Key points to remember:
- Aggressive Bitcoin buying by Strategy helped offset recent leveraged long selloffs.
- Rising bond yields and the heavy burden of US public debt are pushing investors into scarce assets.
- A possible deal between the United States and Iran could quickly restore traders’ risk appetite.
Bitcoin (BTC) was rejected following a failed attempt to surpass $82,000 on Thursday. A subsequent retest of the $76,000 level on Monday triggered $400 million in liquidations for bullish Bitcoin positions over a four-day period. Even though trader confidence was affected by the 7% price drop, the prospects of climbing back above the $80,000 mark remain valid.

Bitcoin Reserve Accumulation by Strategy (MSTR US). Source: Strategy
US-listed strategy (MSTR US) finalized $2 billion acquisition in BTC in the last week alone. Led by Michael Saylor, the company continues to surprise investors by finding innovative ways to reduce the cost of capital and raise cash through issuance of stock, whether through MSTR common stock or STRC preferred stock.
More importantly, Strategy proved that the company can also take advantage of a weaker market by buying $1.5 billion of its debt due in 2029. The withdrawal of some of its senior convertible notes reduces potential future dilution for current MSTR holders. The move paves the way for the issuance of new shares and additional purchases of Bitcoin.
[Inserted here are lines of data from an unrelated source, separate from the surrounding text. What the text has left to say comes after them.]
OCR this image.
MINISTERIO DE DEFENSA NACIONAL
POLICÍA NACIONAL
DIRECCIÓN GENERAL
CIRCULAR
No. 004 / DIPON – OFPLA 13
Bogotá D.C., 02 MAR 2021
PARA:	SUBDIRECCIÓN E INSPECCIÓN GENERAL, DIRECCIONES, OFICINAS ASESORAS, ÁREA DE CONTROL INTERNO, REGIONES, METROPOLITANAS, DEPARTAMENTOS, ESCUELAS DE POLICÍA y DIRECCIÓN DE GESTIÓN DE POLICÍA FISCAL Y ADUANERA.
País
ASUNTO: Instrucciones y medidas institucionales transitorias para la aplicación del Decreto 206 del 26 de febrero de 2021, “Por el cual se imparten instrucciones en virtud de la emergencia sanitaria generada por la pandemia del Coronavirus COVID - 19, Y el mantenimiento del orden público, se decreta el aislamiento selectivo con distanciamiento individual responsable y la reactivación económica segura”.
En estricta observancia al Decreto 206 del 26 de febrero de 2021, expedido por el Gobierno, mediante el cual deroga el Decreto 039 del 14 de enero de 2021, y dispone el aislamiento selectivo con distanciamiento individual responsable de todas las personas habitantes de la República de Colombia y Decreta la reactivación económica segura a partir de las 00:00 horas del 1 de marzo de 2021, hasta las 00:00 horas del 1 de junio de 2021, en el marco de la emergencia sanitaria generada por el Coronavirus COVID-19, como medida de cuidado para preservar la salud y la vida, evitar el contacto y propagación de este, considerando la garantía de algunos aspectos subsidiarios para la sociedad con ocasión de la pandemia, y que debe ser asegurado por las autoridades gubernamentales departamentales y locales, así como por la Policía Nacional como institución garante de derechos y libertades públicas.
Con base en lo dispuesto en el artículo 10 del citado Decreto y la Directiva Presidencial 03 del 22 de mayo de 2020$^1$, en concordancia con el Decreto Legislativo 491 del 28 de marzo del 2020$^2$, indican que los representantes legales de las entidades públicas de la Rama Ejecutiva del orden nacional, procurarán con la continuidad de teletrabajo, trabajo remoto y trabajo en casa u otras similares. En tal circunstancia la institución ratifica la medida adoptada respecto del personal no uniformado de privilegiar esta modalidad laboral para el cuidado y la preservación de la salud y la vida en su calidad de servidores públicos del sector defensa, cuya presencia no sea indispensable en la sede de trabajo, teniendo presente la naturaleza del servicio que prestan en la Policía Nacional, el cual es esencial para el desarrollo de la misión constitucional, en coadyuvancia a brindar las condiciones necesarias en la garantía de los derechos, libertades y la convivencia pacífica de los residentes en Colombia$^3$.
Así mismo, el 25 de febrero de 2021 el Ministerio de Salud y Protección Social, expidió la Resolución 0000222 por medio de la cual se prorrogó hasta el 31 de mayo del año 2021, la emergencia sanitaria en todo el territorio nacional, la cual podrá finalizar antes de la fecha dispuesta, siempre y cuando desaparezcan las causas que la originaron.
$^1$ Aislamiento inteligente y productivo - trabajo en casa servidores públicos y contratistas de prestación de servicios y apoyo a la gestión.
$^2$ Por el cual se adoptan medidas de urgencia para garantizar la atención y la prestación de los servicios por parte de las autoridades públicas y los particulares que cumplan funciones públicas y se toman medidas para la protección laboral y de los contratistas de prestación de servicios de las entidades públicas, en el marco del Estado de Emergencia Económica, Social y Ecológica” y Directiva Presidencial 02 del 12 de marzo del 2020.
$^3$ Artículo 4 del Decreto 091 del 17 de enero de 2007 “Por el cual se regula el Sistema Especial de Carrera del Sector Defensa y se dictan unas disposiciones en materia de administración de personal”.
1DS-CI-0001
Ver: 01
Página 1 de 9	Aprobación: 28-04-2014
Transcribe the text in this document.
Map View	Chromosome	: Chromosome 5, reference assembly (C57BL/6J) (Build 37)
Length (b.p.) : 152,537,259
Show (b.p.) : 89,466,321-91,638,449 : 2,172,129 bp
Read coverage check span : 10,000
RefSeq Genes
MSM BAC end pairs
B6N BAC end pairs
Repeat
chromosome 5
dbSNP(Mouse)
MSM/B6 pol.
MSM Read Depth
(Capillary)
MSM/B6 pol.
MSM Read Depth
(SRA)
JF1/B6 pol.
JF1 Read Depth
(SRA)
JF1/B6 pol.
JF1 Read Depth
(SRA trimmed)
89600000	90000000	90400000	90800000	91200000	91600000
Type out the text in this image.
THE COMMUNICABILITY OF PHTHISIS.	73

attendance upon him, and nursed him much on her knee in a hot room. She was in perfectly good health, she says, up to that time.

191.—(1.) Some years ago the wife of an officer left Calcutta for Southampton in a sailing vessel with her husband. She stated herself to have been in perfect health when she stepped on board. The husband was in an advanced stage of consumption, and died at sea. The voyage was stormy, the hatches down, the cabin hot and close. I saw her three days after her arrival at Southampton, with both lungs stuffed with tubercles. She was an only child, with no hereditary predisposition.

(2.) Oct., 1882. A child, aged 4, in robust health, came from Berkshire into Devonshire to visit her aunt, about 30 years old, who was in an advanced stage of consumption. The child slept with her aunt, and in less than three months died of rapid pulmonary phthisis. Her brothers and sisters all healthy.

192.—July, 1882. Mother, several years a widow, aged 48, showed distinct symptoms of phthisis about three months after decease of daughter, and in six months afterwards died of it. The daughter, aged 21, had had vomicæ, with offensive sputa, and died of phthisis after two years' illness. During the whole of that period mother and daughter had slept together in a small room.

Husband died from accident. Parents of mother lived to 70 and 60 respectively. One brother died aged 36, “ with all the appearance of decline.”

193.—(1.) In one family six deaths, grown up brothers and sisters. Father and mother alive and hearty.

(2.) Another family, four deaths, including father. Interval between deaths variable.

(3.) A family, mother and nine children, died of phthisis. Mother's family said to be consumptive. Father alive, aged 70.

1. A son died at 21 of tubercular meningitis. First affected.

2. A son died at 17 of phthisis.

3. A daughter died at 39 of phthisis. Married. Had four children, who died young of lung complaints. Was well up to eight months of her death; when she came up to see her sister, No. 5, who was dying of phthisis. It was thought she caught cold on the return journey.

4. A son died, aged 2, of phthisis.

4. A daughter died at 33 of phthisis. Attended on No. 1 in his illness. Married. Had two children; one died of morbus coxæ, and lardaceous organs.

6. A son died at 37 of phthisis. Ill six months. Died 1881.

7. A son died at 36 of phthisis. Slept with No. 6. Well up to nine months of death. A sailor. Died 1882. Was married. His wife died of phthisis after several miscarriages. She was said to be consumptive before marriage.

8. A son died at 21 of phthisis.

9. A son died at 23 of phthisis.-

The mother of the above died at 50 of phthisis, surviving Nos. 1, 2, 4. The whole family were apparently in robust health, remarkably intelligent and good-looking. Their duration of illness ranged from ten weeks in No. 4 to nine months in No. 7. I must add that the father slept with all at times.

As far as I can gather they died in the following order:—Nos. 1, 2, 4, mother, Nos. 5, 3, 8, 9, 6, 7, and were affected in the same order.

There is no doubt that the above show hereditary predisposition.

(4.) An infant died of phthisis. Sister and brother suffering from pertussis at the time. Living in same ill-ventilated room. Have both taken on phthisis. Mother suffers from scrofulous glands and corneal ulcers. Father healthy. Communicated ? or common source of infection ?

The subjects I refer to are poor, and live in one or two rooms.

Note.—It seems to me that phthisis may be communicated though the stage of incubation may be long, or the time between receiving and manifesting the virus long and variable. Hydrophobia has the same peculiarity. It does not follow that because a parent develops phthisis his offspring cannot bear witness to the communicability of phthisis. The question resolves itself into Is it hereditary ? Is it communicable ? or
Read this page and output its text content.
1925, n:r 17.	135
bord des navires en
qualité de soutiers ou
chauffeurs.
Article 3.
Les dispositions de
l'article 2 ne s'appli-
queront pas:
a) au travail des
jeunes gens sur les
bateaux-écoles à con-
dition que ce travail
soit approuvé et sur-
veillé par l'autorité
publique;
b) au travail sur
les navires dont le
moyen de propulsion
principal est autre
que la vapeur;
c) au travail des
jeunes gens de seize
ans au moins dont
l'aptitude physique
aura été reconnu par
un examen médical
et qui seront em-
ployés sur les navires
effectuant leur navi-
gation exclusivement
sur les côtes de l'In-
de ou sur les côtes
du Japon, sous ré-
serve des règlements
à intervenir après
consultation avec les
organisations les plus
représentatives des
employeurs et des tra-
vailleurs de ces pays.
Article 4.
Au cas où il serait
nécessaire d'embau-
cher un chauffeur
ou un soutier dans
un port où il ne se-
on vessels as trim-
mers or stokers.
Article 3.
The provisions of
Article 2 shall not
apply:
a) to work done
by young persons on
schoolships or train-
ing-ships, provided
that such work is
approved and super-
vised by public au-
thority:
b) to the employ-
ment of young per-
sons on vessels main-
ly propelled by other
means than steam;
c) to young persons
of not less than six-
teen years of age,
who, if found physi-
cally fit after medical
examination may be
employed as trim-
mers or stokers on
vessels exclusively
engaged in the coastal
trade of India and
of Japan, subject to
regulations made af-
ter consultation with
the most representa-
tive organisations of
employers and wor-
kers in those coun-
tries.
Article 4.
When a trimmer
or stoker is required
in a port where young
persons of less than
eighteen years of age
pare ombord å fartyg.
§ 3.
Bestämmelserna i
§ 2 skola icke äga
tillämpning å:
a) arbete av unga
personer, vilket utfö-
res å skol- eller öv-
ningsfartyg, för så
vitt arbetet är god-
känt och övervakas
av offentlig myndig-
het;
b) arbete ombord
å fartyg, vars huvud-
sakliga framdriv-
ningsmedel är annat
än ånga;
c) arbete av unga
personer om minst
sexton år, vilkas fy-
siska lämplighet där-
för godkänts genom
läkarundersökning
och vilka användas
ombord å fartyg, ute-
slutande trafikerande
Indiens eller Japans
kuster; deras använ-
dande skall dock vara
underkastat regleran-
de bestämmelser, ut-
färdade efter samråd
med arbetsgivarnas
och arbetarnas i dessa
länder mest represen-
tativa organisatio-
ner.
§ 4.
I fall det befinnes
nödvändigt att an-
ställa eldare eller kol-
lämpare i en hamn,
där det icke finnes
S&P 500 Index (left) versus 10-year U.S. Treasury yield (right). Source: Trading View
From a macroeconomic perspective, the chances of sustained bullish momentum for Bitcoin improved as traders demanded higher yields for holding government bonds. Yields on 10-year Treasury notes jumped to 4.60%, hitting their highest level in 16 months. Investors are gradually waking up to the heavy burden on the U.S. Treasury, especially with $2 trillion in long-term debt maturing in 2026.
US Dollar Weakness and Potential Iran Deal
The US Federal Reserve will likely need to continue accumulating bonds and Treasuries, a move that could weaken the US dollar. Typically, investors seek refuge in scarce assets when they lose confidence in the central bank’s ability to weather a crisis without devaluing the currency. Even though gold is the main beneficiary, the incentive to hold fixed income assets diminishes significantly.

Gold/USD (left) versus Bitcoin/USD (right). Source: TradingView
Gold prices surged in January after the United States captured Venezuelan President Nicolas Maduro and President Trump’s global trade war intensified. However, gold retraced most of these gains over the next four months, while Bitcoin built strong bullish momentum, rising from $65,000 to $76,500 in late February. These recent price movements suggest growing confidence in Bitcoin as a reliable hedging instrument.
Related: Analysts wonder if Bitcoin is in a ‘sell in May’ bear market pattern
Brent crude oil prices jumped to $113 on Monday as negotiations to fully reopen the Strait of Hormuz backtracked. Oil prices have surged more than 50% since the attack on Iran by the United States and Israel in late February. President Trump’s administration also decided not to renew the waiver for Russian crude oil, further reducing supply. according to at Yahoo Finance.
A US-Iran deal, while not the baseline scenario, could trigger a surge in risk appetite and catapult the price of Bitcoin. return above $80,000. Inflation has been dampened by high energy prices, limiting the chances of expansionary monetary policies. Nonetheless, the odds favor Bitcoin as the US stock market is nearing its all-time high while the cryptocurrency is still 39% below its peak.